Indians müssen jedes Jahr aufs Neue um Lizenz und Spielstätte bangen.

Die Situation ist in beiden Lagern also äußerst unbefriedigend. Beide

Vereine möchten erfolgreiches, mitreißendes Eishockey zeigen und beide

Fanlager möchten dieses sehen. Das Hannover ein riesiges Potenzial hat,

zur Eishockeyhochburg zu werden, ist auch nicht erst seit dem

Halbfinalspiel der Scorpions gegen die Mannheimer Adler vor einer mit

11.000 Zuschauern ausverkauften Preussag Arena mit Gänsehautstimmung

oder dem Oberligaspiel der Indians gegen Bremerhaven vor ca. 4.500

Zuschauern am Pferdeturm bekannt.

Der logischste und sinnvollste Schritt wäre eine Bündelung der Kräfte,

um das Eishockey in Hannover langfristig zu sichern. Diese Idee ist

nicht neu, scheiterte bislang aber an vehementem Veto seitens der

Fangruppen. Doch so langsam scheint ein Umschwung stattzufinden und die

vorauschauend denkenden Fans beider Lager, die nicht mit Scheuklappen

durch die Gegend laufen, sind bereit, sich wenigstens ein Konzept der

Zusammenarbeit anzuhören und darüber zu diskutieren.

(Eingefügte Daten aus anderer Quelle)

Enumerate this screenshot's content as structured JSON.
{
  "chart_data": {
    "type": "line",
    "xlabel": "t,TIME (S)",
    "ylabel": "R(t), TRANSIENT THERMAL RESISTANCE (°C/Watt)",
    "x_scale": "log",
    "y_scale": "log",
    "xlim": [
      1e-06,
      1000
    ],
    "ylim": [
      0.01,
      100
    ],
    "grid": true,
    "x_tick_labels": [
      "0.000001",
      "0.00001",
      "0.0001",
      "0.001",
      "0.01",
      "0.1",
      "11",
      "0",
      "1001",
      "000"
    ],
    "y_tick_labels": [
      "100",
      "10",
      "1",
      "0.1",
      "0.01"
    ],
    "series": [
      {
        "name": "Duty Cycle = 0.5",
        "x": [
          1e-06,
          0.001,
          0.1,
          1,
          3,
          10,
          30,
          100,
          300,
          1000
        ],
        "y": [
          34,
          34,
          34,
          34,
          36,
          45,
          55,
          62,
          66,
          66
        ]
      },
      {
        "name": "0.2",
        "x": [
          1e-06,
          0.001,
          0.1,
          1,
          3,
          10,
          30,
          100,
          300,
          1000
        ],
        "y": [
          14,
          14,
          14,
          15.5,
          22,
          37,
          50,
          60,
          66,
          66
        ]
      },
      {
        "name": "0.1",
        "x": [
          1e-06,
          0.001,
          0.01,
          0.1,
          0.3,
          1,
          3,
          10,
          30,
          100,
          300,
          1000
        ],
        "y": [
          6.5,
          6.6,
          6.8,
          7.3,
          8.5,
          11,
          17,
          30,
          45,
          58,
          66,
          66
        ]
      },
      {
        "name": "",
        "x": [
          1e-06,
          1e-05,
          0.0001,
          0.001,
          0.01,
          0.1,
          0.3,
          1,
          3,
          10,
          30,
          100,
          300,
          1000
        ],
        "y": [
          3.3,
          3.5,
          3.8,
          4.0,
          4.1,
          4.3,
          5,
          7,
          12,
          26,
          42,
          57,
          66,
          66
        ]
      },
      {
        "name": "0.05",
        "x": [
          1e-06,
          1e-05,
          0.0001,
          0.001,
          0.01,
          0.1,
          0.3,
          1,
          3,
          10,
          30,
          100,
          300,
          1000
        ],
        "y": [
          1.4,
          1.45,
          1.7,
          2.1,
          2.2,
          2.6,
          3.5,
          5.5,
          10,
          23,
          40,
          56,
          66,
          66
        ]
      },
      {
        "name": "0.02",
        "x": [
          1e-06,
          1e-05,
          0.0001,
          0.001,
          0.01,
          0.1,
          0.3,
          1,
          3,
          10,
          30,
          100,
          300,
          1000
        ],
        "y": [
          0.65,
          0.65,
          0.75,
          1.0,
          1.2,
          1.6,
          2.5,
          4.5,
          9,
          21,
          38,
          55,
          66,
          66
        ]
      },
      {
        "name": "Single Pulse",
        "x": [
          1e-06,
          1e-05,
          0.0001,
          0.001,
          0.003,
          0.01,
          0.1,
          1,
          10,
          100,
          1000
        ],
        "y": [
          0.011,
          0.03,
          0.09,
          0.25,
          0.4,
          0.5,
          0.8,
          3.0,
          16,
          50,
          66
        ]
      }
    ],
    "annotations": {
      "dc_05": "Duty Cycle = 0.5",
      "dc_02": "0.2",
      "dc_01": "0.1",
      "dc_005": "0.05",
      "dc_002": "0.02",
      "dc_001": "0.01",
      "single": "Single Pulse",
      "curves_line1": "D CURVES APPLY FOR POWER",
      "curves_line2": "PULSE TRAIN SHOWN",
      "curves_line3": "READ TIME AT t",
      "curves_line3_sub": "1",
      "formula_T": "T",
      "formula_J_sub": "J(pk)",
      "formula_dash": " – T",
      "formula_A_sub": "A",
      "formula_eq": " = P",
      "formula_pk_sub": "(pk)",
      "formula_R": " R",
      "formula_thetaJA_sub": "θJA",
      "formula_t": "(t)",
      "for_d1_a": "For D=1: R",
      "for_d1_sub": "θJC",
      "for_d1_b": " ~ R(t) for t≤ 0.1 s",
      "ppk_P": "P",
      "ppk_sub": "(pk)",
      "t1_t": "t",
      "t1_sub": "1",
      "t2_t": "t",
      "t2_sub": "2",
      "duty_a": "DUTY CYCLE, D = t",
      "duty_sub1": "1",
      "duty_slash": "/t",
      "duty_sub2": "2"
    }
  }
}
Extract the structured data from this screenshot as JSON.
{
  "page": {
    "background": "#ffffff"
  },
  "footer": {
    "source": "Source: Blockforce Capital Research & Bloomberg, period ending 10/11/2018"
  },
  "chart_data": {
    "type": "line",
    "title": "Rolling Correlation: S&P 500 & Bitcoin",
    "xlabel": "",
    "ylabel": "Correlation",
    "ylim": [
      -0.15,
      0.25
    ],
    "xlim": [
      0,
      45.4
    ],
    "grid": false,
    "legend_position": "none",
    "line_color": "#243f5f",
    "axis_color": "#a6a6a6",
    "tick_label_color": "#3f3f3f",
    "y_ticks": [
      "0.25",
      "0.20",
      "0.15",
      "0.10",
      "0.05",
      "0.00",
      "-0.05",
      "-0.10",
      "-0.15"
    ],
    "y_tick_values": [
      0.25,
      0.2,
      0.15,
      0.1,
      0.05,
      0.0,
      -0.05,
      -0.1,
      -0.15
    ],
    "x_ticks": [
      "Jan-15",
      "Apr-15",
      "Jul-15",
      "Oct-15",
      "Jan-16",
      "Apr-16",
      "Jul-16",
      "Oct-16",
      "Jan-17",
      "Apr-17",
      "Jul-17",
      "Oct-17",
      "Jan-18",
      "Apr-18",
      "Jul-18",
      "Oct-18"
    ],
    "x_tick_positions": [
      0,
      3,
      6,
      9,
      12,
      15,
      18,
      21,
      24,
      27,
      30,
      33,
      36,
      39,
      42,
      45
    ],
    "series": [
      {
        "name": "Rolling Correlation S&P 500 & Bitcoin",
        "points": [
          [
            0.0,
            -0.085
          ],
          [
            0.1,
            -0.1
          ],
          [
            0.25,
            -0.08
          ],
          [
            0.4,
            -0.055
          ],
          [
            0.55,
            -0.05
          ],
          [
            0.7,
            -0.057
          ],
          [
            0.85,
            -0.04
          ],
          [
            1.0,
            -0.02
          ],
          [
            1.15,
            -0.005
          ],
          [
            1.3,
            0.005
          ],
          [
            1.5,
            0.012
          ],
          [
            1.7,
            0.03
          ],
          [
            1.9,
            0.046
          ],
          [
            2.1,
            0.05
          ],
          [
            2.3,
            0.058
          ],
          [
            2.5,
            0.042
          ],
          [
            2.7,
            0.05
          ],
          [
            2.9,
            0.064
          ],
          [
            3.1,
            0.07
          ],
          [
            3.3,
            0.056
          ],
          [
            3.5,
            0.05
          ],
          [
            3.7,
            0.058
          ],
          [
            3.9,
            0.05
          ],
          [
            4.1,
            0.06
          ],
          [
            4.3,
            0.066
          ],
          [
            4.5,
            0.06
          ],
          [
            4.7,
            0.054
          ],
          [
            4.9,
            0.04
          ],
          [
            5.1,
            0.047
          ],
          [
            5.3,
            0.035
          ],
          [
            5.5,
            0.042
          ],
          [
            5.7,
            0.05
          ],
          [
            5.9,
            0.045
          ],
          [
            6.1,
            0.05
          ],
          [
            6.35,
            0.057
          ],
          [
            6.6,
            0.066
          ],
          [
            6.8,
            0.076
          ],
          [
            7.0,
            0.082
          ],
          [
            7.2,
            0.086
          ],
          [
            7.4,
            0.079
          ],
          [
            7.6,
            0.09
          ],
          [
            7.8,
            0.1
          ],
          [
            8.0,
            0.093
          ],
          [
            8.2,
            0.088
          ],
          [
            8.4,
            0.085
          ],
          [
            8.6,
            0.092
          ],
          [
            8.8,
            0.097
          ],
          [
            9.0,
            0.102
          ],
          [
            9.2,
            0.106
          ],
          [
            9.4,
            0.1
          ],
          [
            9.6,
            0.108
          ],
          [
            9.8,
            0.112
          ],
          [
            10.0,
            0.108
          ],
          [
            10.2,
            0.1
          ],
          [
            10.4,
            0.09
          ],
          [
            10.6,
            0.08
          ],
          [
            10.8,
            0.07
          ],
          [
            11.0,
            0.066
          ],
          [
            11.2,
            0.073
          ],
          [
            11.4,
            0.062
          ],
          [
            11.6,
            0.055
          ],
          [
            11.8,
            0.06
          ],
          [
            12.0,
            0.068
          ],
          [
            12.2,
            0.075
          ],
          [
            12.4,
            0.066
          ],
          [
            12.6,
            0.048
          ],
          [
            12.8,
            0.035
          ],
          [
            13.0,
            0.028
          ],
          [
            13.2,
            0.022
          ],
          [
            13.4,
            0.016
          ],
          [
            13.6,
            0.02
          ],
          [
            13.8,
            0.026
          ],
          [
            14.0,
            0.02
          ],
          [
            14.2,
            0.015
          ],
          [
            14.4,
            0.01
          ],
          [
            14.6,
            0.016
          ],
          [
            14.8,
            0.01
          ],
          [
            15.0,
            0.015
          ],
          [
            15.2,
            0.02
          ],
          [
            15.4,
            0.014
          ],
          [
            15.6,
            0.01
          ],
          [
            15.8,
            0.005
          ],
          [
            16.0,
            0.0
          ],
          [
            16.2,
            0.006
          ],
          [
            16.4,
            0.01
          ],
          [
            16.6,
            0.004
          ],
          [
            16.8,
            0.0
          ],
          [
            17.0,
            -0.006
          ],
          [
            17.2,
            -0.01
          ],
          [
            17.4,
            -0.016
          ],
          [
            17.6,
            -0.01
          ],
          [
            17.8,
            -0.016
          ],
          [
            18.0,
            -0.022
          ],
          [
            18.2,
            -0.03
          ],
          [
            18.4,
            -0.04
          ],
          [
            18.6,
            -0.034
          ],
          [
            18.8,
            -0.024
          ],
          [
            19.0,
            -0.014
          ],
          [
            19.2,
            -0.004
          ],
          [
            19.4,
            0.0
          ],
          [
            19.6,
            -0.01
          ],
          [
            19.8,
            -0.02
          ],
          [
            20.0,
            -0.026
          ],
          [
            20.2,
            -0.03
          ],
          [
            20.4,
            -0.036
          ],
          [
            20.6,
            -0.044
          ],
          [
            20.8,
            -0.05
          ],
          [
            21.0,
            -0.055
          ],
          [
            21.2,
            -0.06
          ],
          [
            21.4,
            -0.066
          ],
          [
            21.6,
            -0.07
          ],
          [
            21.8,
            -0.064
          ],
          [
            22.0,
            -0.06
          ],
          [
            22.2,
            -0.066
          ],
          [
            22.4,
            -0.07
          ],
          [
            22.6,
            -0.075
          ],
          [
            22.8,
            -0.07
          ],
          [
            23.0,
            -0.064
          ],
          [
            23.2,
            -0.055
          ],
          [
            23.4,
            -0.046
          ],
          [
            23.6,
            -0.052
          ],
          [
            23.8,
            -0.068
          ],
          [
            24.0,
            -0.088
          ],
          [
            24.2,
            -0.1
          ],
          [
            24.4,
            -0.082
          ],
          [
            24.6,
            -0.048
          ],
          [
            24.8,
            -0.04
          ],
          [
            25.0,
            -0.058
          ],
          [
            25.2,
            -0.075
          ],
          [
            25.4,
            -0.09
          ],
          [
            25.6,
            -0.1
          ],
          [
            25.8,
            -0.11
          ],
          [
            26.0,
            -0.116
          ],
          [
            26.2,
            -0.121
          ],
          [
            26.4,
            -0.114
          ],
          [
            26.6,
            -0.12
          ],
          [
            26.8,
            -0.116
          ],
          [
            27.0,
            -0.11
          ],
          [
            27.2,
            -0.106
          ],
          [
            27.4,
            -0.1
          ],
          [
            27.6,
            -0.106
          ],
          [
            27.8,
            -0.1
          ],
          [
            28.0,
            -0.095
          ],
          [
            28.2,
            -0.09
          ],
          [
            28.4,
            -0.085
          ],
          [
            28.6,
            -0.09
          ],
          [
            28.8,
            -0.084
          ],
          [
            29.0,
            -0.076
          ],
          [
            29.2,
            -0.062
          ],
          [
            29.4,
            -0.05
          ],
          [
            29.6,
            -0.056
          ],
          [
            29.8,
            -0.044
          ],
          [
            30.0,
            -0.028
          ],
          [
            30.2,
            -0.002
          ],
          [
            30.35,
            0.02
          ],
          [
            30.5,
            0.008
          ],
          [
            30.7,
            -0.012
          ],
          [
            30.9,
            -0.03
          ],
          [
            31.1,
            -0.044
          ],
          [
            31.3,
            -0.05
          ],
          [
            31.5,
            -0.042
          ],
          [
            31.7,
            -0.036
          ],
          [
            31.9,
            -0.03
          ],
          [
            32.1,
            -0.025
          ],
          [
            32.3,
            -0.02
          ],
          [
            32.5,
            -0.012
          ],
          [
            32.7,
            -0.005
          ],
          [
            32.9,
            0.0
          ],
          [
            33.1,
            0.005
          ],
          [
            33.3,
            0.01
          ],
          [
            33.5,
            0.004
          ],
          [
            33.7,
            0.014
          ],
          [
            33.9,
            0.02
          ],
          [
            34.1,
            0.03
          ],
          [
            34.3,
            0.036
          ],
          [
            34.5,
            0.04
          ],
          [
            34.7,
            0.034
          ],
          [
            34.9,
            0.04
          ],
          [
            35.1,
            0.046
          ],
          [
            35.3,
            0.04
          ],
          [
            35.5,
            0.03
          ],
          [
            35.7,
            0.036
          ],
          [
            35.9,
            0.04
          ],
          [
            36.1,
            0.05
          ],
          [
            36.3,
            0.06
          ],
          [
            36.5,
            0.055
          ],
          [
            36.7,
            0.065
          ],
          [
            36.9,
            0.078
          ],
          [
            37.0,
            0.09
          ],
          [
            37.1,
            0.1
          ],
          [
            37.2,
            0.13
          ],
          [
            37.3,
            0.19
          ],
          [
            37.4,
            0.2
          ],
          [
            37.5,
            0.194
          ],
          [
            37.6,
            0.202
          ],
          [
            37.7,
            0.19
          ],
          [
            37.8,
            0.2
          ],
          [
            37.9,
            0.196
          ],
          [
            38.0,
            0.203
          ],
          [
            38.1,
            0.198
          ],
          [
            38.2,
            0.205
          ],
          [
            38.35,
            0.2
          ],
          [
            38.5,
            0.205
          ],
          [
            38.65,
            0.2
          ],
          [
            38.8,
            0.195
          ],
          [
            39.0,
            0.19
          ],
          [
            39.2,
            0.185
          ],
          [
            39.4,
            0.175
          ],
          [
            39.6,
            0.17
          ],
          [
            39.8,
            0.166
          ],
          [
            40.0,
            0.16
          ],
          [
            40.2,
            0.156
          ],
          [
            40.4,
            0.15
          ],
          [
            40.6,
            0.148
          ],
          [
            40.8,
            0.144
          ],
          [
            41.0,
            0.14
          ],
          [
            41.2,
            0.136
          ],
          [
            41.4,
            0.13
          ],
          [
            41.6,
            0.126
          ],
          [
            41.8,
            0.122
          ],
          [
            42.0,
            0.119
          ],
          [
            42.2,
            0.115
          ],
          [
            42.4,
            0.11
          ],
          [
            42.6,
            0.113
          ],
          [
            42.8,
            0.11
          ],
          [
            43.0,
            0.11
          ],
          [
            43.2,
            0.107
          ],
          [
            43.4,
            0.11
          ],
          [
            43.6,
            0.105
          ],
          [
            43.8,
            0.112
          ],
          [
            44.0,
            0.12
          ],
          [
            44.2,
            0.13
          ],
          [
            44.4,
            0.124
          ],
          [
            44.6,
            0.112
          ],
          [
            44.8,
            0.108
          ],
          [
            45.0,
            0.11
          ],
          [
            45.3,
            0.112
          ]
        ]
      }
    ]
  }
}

Vorgestellt wird das Konzept am Freitag durch Marco Stichnoth, der als

Vermittler ideal geeignet ist, da er seine Jugend am Pferdeturm

verbrachte, bevor er Teammanager der Scorpions und der deutschen

Nationalmannschaft wurde. Er präsentiert das Konzept zunächst einem kleinen Kreis ausgewählter

Fans aus beiden Lagern, um dann mit ihnen in Ruhe darüber zu

diskutieren, Pro und Contra abzuwägen und Einwände zu berücksichtigen.

Im nächsten Schritt soll es dann der Öffentlichkeit präsentiert werden.

Aber gleichgültig, ob es sich um eine Kooperation, Fusion oder Sensation handelt, die Vorteile liegen auf der Hand: Bündelung des

Zuschauerpotentials und der Sponsoren, sowie verbesserte

Nachwuchsförderung, die gerade bei den Scorpions auch wirklich

verbesserungswürdig ist.

Aber auch wenn die Kooperation ausgeschlagen wird, kann man davon

ausgehen, dass die Scorpions in der nächsten Saison in Hannover spielen, und zwar höchstwahrscheinlich am Pferdeturm, es sei denn, die Preussag

Arena legt in absehbarer Zeit ein akzeptables Angebot der Zusammenarbeit auf den Tisch.

Stadionbetreiber Müllerchen will die Scorpions jedenfalls sehr gern an

den Turm holen und bevor der DEL-Klub ohne Spielstätte dasteht, ist man

bereit, das Angebot anzunehmen und die Heimspiele am Pferdeturm

auszutragen.

Die Klubführung der Indians hat auch nichts dagegen, solange man sich

Spielplantechnisch nicht in die Quere kommt, was aber bei vernünftiger

Planung seitens DEB und DEL nicht passieren dürfte.

Müllerchen hätte durch zwei Heimspiele am Wochenende auch genügend Geld

in der Kasse, um die notwendigen Renovierungsarbeiten am Turm

durchführen zu können, da das Stadion zwar die DEL-Vorgaben erfüllt,

aber noch maroder als das frisch renovierte Icehouse ist.

Die einzig interessante Frage wäre, wie die Fans reagieren. Kommen zu

den Heimspielen des DEL-Teams dann eingefleischte Pferdeturm-Fans und

pfeifen das Heimteam aus? Bleiben sie der DEL fern und pilgern nur zu

"ihrem" Oberligaklub?

Oder rauft man sch letzten Endes doch zusammen? Wie wird der "normale"

Zuschauer reagieren?

Es besteht momentan die einmalige Chance, in Hannover mittelfristig

etwas ganz Großes aufzubauen, doch die Gleichung hat noch sehr viele

Unbekannte und ein Erfolg ist keinesfalls garantiert. Doch einen Versuch ist es allemal wert. Zum Wohle des Eishockeys in und um Hannover.